The blogosphere and politics
- The blogosphere has become an alternative to the state controlled media and a substitute of the public sphere — much the same as literature in 19th century and the independent media in the 1990s.
- Discussion of political topics are very common. Even those who are normally not interested in politics are forced to react to the outrageous events in the country.
- Who writes: not only journalist (although there are many of them) or opposition politicians (they are also present) — anyone who has a story or opinion to share. The blogosphere is decentralized.
- Who reads: not only “friends”. — Not-friends, not-users (general public), RSS feeds, RSS aggregators (blogs.yandex.ru, etc.).
- Popularity: any post that is interesting and important for many can appear in Yandex Top if it has many links to it. “Let’s put this post into Yandex Top!” — a commonly used strategy.
- direct reporting (from the hot spots, accident sites, crime scene, actions of protest, event venues, etc.)
- commentary on current events (the source can be any – blogs, Internet generally, media, TV, rumours, etc.)
- quotes from and links to others’ posts (it may take the form of online flash mobs when hundreds or thousands people reproduce the same information)
- commenting other posts (may include thousand of comments)
- Illegitimate, corrupted, aggressive, unjust regime (state as a corporation which serves its own private interests rather than interests of the people)
- Constant seeking of enemies, cultivation of hostility and hate towards “others” (external enemies - USA, Ukraine, Georgia, etc.; internal enemies: “extremists”, opposition, dissenters, guest workers, etc. Support of nationalists and trials of anti-fascists)
- Human rights violation in Russia, Chechnya, Ingushetia, etc.
- Police mayhem, extreme violence, outrageous breach of all limits, total lawlessness (“Ментовский беспредел”)
- Unjust justice (court as an obedient executor of the state’s will, an instrument of political repression rather than law; violent )
- Political assassination of human rights activist and journalists.
- Censorship, lack of freedom of speech
- Ineffective and humiliating bureaucratic system
- Union of the state and the Russian Orthodox Church; propagation of religious education at schools
- Criminalization of contemporary art (destruction of art exhibitions, trials of curators and artists)
Strategies of resistance
- Verbal actions (manifestos, articles, discussions, letters to the president)
- Direct political action (demonstration, march, strike)
- Symbolic actions (arson, seizure of official institutions, hunger strike)
- Radical art actions (exhibitions, performances, street actions)
Because direct protest actions are routinely suppressed by force, the mock and absurd actions became popular (concordant march, political flash bob, monstration). However, these are often suppressed too.
"Anyone and everyone can blog" - can that qualify as serious reporting?
– The blogosphere is a self-regulating system. The seriousness of a report is defined by users who either find it useful and worth of sharing, passing on and commenting or ignore it as empty talk, junk, or fake. Outer authority dos not matter much in the blogosphere. It is users, both individually and as a community, that matters.

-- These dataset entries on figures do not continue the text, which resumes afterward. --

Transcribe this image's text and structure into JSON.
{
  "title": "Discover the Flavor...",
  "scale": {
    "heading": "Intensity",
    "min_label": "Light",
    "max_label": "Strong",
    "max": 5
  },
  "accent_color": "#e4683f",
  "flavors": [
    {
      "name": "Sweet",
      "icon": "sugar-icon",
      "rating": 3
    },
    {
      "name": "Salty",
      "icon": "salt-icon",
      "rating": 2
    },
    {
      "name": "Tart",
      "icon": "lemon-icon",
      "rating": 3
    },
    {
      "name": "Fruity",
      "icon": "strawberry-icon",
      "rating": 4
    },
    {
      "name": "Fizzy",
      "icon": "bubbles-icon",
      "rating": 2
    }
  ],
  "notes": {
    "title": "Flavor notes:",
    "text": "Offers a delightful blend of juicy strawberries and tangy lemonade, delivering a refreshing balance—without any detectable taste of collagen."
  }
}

Do blogs in Russia pose an adequate opportunity to bypass censorship?
– Definitely yes. Other opportunities (independent press, radio or TV channels) are few and often have lesser reach. Blogs as an uncensored mediaspace have often provided material for other media and they become model for some media projects.
What impact do they have on potential political upheaval and crises?
– First of all, the blogosphere influences the formation of public opinion. Meaningful action without an idea is impossible – and the blogosphere does provide ideas, emotions, examples for imitation and a sense of belonging to a same minded group. However, an idea alone is not enough for action and it needs other factors to become a real power.
How far is their reach?
– Significant and growing. One may expect that if the political situation becomes worse, the role of blogs will increase.